Investigators in the South Georgia town of Patterson were quick to turn Cason’s story into the official narrative, Sharpe family advocates say. The critics claim Chase Middleton, the Georgia state trooper who responded to the scene (and whose wife is Facebook friends with the suspect), appears to have lied in his report to protect the driver.
An 81-year-old Black man who witnessed the incident says he told Middleton Logan and his friends were walking on the sidewalk when he was struck so hard his body flew in the air and landed on the road. Cason, he said, had hit the boy on the sidewalk.
But in Middleton’s report, he claims the witness said Logan was standing in the middle of the street when Cason struck him.
Other witnesses backed up the 81-year-old’s account. Logan’s older brother Keisean also said the point of contact was the sidewalk, according to a woman who witnessed the boy’s anguished response.
And another witness signed a statement saying she overheard the elderly witness telling the cop the child was run over on the sidewalk.
None of this found its way into Middleton’s report, which helped Cason, who has a previous conviction on cocaine possession, avoid vehicular homicide charges.
The family also accuses Middleton of turning off his body camera during the investigation.
There were other irregularities. Cason’s family was allegedly allowed to remove items from his truck before it was impounded.

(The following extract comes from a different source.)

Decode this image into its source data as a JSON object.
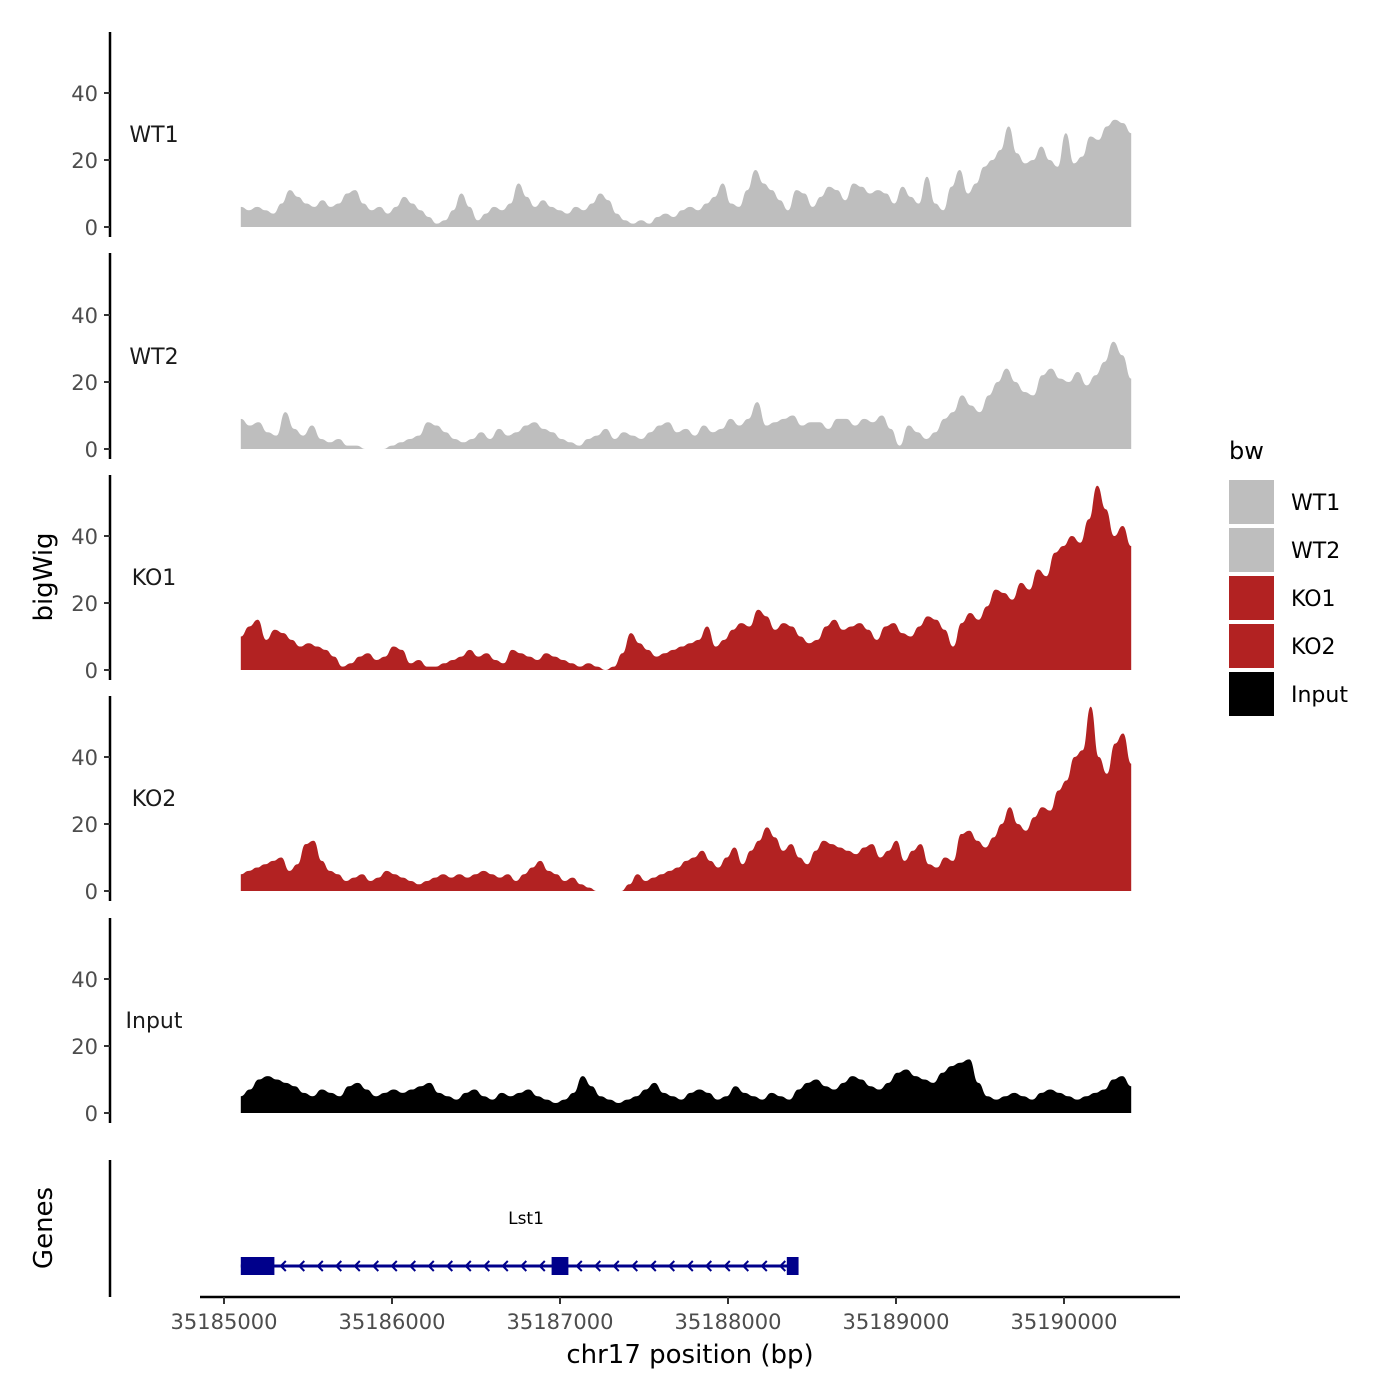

“The cops were standing right there, letting them remove stuff from his truck,” a relative said. “They didn’t search him and they didn’t search his truck because they let his family get what they wanted and whatever he had just bought.”
Bennett said she is aware of the public’s interest in the case but is withholding further comment.
“Precious little Logan will never get to go home. He will never return to his family and friends. Never return to school and to his room. Never graduate and go to college to follow his dreams. Never get married and have sweet little babies of his own that would be such a blessing to his own family,” the online fundraiser says.